In the sidestream (also referred to as centrate), process wastewater is biologically pretreated before it is introduced into the mainstream of the wastewater treatment plant. The process water is the liquid phase produced while dewatering the anaerobically stabilized sludge.
Typical for the sidestream are high nitrogen concentrations (typically 600 - 1500 mg N/l) along with a low content of organic ingredients (BOD5 100 - 200 mg/l) and high temperatures (> 25˚C).
The centrate can be advantageously treated in relatively small reactor volumes (often using existing, unused basins). The nitrogen load of the entire system is thus reduced by 10 - 20%. In addition, load spikes during dewatering due to introduction of centrate to the plant are avoided.
When deammonification (EssDe®) is used, centrate treatment is particularly resource-friendly, consuming only 40% of the aeration energy as compared to conventional nitrification. In addition, no carbon is needed because the deammonification accomplishes the nitrogen elimination by autotrophic means.

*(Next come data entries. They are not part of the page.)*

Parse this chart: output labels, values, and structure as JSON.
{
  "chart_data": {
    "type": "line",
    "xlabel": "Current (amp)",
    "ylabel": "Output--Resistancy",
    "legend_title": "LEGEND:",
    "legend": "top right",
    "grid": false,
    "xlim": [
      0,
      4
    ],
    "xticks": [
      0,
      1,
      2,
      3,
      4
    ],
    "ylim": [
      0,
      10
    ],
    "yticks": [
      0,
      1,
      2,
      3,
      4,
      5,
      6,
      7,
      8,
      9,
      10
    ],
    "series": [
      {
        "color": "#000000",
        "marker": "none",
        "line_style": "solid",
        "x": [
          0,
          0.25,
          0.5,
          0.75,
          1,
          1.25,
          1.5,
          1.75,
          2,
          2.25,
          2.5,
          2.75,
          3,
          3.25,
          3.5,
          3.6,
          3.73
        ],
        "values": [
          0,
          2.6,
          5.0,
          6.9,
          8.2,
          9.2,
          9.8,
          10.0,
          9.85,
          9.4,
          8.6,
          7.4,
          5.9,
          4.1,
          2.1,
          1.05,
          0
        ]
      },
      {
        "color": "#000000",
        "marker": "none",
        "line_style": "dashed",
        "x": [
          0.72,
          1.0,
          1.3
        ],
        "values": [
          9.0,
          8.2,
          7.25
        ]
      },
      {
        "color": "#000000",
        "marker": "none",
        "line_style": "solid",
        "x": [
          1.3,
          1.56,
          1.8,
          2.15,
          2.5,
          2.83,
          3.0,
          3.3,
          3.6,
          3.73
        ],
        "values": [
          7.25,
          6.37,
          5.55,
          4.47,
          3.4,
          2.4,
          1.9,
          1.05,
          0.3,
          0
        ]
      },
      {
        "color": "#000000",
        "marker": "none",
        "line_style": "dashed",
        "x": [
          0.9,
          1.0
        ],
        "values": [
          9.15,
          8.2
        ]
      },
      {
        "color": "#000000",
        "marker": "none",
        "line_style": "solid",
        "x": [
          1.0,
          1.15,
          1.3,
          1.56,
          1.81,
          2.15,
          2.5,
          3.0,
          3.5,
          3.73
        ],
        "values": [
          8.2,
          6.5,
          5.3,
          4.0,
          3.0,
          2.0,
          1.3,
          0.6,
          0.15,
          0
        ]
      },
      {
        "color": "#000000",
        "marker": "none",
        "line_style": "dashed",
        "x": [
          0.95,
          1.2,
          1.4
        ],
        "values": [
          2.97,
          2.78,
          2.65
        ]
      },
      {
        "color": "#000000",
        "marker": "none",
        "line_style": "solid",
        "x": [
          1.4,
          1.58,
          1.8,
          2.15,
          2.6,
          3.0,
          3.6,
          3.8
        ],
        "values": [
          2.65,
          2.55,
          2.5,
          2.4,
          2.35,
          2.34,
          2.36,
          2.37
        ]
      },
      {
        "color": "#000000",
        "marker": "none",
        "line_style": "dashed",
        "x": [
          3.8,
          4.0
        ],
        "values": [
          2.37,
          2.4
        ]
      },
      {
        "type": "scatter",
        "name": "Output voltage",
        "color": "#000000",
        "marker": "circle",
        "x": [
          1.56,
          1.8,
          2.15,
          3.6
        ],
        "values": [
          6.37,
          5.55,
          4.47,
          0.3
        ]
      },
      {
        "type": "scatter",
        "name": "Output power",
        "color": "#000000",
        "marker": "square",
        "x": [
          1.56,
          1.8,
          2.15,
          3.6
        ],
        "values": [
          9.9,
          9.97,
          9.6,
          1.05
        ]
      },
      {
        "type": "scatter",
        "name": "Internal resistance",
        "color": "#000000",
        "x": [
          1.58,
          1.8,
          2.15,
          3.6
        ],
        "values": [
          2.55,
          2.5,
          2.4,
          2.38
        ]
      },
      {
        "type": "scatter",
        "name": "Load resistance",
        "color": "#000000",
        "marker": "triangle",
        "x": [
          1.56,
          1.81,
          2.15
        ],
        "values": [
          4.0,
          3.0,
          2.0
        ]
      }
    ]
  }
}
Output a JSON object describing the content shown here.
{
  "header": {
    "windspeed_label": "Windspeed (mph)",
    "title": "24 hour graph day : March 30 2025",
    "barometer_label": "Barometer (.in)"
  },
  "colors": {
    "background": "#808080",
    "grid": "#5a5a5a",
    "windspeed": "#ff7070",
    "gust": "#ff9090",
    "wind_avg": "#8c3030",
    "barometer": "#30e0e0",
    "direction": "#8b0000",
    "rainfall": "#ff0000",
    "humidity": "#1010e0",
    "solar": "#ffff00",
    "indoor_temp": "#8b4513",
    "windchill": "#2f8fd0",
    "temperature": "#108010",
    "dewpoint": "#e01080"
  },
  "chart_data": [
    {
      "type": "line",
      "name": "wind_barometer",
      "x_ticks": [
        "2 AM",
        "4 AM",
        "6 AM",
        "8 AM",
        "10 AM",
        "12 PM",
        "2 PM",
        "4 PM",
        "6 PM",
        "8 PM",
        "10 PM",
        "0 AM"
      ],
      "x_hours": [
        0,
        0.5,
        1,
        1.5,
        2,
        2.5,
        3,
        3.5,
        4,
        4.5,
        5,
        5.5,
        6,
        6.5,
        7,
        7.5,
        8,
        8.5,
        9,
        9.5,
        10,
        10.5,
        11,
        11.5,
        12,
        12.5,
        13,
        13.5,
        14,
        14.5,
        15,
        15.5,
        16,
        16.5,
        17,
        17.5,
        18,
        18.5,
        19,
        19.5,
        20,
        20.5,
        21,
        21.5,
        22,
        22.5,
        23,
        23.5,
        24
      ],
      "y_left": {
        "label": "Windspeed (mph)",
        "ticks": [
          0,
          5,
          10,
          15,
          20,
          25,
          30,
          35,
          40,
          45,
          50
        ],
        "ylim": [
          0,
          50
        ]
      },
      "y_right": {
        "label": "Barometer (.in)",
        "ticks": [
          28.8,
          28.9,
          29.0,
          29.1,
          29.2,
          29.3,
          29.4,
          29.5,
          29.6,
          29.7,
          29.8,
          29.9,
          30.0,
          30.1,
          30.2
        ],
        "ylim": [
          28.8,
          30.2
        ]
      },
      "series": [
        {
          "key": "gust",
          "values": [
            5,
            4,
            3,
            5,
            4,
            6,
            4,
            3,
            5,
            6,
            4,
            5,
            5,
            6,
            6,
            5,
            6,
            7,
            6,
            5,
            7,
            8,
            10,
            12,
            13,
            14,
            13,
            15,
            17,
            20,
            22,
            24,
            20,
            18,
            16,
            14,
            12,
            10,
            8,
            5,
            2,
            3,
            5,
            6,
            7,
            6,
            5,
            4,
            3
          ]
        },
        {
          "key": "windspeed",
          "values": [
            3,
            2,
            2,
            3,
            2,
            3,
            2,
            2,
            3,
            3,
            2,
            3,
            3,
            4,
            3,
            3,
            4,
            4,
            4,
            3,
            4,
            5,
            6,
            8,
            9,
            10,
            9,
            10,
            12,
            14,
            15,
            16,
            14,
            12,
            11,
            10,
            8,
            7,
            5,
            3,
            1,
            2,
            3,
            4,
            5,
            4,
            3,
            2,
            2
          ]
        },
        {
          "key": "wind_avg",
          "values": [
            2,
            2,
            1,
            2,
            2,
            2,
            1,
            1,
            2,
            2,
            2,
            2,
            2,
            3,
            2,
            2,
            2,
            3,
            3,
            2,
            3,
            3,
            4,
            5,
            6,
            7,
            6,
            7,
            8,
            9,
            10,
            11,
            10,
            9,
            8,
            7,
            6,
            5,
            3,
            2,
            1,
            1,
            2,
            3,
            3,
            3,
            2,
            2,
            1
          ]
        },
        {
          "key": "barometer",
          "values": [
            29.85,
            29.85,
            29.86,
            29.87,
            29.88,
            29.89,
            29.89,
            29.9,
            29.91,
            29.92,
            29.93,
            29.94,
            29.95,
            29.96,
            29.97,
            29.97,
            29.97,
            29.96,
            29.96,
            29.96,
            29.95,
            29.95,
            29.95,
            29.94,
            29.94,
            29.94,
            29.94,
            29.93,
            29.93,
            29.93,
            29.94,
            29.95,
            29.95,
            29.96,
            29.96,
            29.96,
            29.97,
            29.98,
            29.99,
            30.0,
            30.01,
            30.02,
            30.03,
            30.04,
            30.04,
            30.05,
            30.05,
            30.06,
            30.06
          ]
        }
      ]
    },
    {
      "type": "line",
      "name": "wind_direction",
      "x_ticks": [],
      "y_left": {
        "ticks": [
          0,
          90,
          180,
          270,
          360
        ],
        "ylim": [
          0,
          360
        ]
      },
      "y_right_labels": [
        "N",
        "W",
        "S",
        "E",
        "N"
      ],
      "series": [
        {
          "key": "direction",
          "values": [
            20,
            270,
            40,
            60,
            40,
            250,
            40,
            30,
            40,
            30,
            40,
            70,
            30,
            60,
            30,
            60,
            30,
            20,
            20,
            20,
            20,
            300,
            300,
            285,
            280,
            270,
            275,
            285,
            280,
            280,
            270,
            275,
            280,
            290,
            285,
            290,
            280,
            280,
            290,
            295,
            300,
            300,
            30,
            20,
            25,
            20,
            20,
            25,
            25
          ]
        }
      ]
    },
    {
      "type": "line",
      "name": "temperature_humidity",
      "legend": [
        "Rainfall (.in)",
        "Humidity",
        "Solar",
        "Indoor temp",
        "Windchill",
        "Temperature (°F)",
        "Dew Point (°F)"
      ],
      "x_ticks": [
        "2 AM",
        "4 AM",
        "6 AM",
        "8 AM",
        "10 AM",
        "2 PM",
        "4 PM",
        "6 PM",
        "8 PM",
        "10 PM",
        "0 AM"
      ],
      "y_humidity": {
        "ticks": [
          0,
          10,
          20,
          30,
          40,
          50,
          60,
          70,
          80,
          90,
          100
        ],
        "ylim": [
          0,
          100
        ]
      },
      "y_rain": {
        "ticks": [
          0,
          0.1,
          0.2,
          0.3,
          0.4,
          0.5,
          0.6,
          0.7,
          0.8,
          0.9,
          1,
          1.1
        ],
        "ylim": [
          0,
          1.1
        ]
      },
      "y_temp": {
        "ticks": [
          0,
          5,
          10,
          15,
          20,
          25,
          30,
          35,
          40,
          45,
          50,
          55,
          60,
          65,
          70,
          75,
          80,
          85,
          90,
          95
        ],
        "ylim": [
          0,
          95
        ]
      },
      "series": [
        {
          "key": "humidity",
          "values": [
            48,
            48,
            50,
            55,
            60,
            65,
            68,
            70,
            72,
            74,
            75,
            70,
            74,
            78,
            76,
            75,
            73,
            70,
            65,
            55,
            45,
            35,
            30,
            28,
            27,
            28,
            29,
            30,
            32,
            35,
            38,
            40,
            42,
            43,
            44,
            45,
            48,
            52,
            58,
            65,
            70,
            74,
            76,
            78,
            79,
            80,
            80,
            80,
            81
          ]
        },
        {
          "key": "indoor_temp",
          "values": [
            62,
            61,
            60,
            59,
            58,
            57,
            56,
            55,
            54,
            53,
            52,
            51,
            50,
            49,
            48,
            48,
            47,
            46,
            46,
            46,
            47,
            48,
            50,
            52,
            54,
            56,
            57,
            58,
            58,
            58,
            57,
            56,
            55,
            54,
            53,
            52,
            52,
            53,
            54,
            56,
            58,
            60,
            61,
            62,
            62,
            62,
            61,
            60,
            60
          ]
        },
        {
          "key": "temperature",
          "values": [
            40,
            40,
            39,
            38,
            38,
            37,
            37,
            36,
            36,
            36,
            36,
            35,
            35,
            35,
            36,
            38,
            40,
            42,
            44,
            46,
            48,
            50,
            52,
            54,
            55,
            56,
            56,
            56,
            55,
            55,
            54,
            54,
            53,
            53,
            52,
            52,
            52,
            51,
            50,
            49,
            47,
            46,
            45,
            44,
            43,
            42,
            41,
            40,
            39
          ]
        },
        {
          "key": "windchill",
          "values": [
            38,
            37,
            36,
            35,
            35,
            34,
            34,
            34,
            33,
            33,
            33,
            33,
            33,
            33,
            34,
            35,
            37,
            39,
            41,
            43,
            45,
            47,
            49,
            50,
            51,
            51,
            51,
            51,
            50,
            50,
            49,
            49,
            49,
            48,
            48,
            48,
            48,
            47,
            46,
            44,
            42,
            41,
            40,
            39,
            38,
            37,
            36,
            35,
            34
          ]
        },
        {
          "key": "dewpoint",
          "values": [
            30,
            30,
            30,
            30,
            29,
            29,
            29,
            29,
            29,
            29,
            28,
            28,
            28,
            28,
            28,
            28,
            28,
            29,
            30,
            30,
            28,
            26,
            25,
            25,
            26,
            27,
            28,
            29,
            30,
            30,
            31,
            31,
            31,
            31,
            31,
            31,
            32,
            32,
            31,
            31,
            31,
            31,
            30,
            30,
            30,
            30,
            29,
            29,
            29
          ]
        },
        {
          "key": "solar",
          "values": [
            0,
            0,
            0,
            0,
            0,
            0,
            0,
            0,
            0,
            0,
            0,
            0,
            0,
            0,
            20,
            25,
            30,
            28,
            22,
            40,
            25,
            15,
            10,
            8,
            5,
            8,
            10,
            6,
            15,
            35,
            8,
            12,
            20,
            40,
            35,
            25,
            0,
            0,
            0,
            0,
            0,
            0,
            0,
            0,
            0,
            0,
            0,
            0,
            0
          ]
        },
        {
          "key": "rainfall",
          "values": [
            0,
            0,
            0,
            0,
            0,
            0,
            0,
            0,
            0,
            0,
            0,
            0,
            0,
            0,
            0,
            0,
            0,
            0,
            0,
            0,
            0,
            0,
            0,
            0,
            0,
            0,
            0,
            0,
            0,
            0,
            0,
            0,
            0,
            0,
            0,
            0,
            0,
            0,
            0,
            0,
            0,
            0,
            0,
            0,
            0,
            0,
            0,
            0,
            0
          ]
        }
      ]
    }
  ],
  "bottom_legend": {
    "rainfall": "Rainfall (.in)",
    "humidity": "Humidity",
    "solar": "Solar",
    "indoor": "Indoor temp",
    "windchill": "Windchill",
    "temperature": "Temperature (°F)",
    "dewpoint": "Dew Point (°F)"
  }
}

As an alternative to deammonification, the stripping process has occasionally been used in the past. However, this requires significantly greater resources and has practically not experienced further development since the introduction of deammonification.
The separate treatment of process water not only relieves the total plant by 10 - 20% of the incoming nitrogen load, it also improves the C:N ratio and thus enables a more efficient denitrification in the mainstream.